Following that example, I have two lists, haystack and needles:
haystack = ['A', 'B', 'C', 'D', 'E', 'F', 'G', 'H', 'J', 'K']
needles = ['F', 'G', 'H', 'I', 'F', 'K']
However, both haystack and needles are lists of dates. I need to create a list of indices in haystack for each element of needles in haystack such that:
result = [5, 6, 7, nan, 5, 9]
The two big differences between my problem and the posted example are: 1. I have duplicates in needles (haystack doesn't have any duplicates), which near as I can tell means I can't use set() 2. On rare occasion, an element in needles may not be in haystack, in which case I want to insert a nan (or other placeholder)
So far I've got this (which isn't efficient enough for how large haystack and needles are):
import numpy as np
def find_idx(a,func):
return [i for (i,val) in enumerate(a) if func(val)]

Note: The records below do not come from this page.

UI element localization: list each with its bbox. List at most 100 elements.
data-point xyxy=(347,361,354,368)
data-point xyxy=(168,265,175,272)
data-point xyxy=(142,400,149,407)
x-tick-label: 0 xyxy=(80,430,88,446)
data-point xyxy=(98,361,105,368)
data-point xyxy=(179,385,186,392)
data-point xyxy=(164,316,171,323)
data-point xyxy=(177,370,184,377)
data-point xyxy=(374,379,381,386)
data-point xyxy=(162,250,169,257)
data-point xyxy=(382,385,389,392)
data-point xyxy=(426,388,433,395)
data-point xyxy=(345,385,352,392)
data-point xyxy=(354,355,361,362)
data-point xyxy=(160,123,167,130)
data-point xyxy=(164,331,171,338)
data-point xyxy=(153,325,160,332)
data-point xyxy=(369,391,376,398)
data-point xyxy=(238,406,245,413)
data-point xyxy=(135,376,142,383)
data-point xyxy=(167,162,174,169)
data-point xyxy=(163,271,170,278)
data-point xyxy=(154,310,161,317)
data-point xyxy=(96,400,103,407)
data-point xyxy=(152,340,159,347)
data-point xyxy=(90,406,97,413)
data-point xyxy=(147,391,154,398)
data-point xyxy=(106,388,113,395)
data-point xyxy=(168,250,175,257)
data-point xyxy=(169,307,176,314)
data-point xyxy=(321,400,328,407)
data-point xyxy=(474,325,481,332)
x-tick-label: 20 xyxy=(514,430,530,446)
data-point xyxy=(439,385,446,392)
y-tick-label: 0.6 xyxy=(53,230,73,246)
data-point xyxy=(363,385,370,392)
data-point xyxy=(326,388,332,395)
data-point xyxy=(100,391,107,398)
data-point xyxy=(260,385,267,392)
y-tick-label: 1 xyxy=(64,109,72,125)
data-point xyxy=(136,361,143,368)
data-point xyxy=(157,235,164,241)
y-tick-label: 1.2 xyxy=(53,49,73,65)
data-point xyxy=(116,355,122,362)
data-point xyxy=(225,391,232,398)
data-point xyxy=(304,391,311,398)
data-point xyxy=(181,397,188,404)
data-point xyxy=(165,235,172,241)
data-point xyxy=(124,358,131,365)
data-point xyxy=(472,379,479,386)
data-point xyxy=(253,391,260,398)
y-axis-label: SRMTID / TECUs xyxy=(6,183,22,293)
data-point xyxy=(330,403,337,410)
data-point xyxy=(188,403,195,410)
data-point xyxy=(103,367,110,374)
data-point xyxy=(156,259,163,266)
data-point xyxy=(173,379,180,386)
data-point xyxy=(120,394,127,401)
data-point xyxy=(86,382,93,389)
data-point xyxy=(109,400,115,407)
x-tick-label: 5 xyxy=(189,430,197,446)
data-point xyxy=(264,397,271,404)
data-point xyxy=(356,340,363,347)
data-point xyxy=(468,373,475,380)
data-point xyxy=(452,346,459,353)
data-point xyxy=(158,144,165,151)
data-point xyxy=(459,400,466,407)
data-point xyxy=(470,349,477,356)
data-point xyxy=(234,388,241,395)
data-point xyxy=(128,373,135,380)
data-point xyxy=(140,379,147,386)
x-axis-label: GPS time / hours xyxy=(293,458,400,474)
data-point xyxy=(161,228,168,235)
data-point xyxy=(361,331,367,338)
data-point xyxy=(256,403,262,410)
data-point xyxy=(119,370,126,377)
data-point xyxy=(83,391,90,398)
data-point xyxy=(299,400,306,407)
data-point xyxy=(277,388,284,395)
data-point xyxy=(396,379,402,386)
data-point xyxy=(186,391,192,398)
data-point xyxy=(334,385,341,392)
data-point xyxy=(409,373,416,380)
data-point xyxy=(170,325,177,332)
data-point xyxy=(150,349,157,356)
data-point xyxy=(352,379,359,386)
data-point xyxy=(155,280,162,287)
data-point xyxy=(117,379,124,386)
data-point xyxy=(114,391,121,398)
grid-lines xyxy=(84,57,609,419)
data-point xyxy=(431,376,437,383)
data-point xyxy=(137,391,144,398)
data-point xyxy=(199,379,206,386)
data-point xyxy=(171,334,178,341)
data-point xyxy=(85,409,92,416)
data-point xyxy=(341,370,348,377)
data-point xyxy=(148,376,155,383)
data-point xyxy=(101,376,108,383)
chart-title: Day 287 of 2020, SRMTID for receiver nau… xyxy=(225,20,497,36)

haystack = ['A', 'B', 'C', 'D', 'E', 'F', 'G', 'H', 'J', 'K']
needles = ['F', 'G', 'H', 'I', 'F', 'K']
result=[]
for x in needles:
try:
idx = find_idx(haystack, lambda y: y==x)
result.append(idx[0])
except:
result.append(np.nan)
As far as I can tell, that code does what I want, but it's not fast enough. More efficient alternatives?